How long would this take?

Passengers per flight: 2 (as designed)
Flight rate: 1 per month (same wild guess, just for a simple number)
Operations starting: 2008 (most commercial airliners take about a year between first test flight and first commercial flight; applying the Scott factor, I've increased that to 4 years for commercial SpaceShipOne operations.)

So, minimum number of flights needed to break even: 250
Time to make those flights: 20 years, 10 months
First year of fully profitable operations: 2029ish

I'm also not sure if that's right. Do most things take 20 years to become profitable? Perhaps flying once a week would be financially preferable, dropping that time to only 5 years or so. Building more vehicles (of either design) would help with that, but also raises costs. Pushing a smaller number of vehicles to launch more often would be cheaper, but raises the risks of disastrous maintenance failures.

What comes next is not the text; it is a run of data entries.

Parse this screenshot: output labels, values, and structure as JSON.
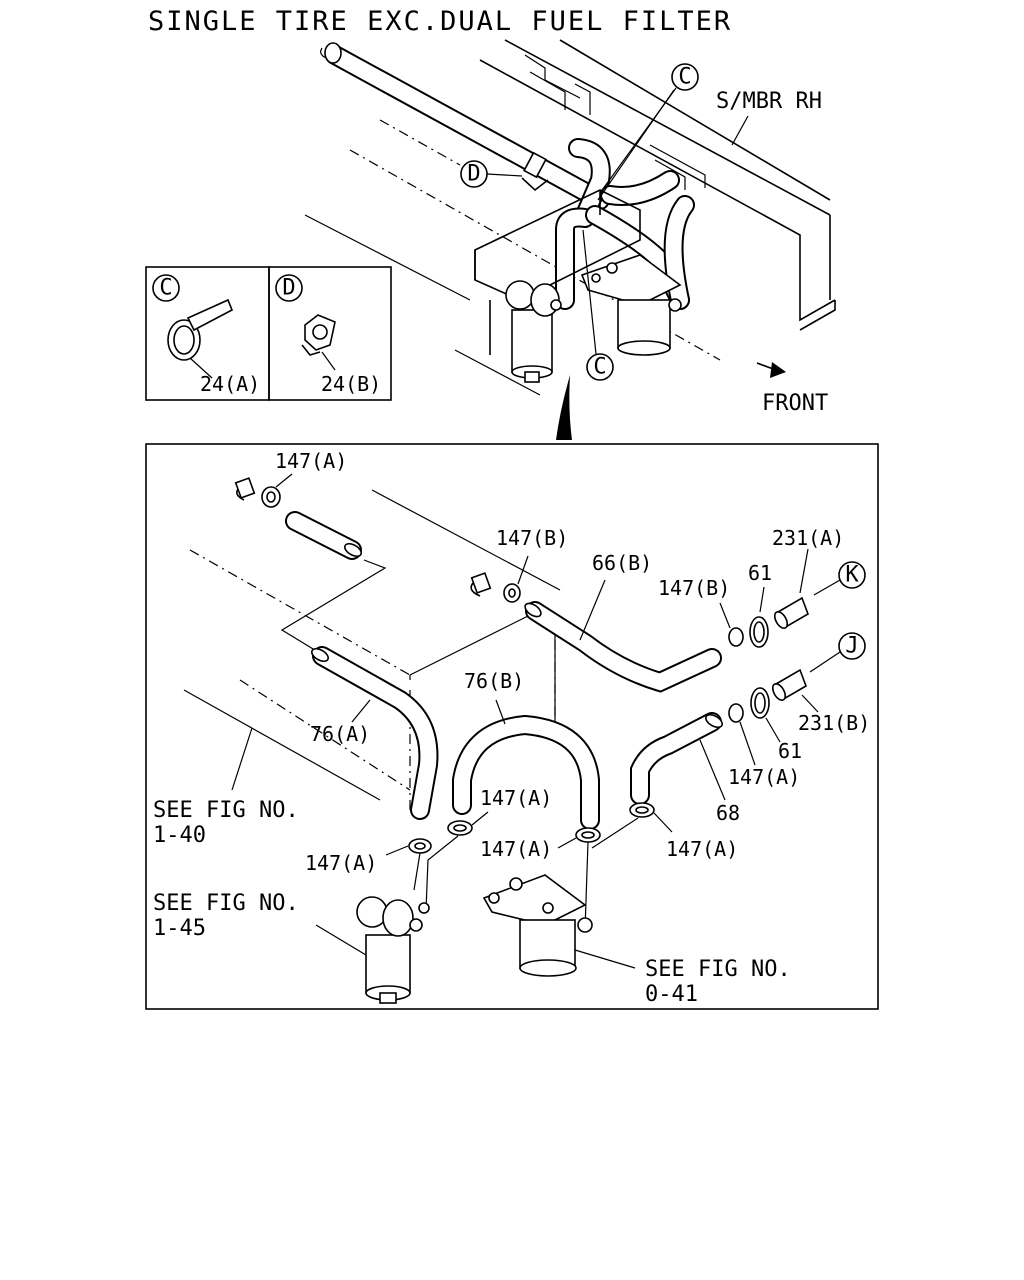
{
  "header": {
    "title": "SINGLE TIRE EXC.DUAL FUEL FILTER"
  },
  "overview": {
    "frame_label": "S/MBR RH",
    "direction_label": "FRONT",
    "callouts": {
      "c": "C",
      "d": "D"
    }
  },
  "detail_boxes": [
    {
      "key": "C",
      "part": "24(A)"
    },
    {
      "key": "D",
      "part": "24(B)"
    }
  ],
  "parts": {
    "p147a_top": "147(A)",
    "p147b_mid": "147(B)",
    "p66b": "66(B)",
    "p147b_right": "147(B)",
    "p61_top": "61",
    "p231a": "231(A)",
    "conn_k": "K",
    "conn_j": "J",
    "p76b": "76(B)",
    "p76a": "76(A)",
    "p231b": "231(B)",
    "p61_bottom": "61",
    "p147a_right": "147(A)",
    "p68": "68",
    "p147a_center": "147(A)",
    "p147a_left": "147(A)",
    "p147a_center_low": "147(A)",
    "p147a_far_right": "147(A)"
  },
  "references": {
    "fig_1_40": {
      "line1": "SEE FIG NO.",
      "line2": "1-40"
    },
    "fig_1_45": {
      "line1": "SEE FIG NO.",
      "line2": "1-45"
    },
    "fig_0_41": {
      "line1": "SEE FIG NO.",
      "line2": "0-41"
    }
  }
}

The expanded seating of SpaceShipTwo speeds up its catch-up to SpaceShipOne's lost potential a bit, but I think no matter how I slice it, they've already used up that advantage. If SpaceShipOne had been rushed into service faster that my guess of 4 years after 2004, and if it had managed to fly at a faster rate than once a month, it might already have paid itself off. Meanwhile, in the real world, SpaceShipTwo hasn't even yet earned that "space" part of its name, and is definitely still years from making any money.

So, I'm not at all certain, but I do get the impression that it might have been smarter to start mass-producing the design they already knew worked well enough.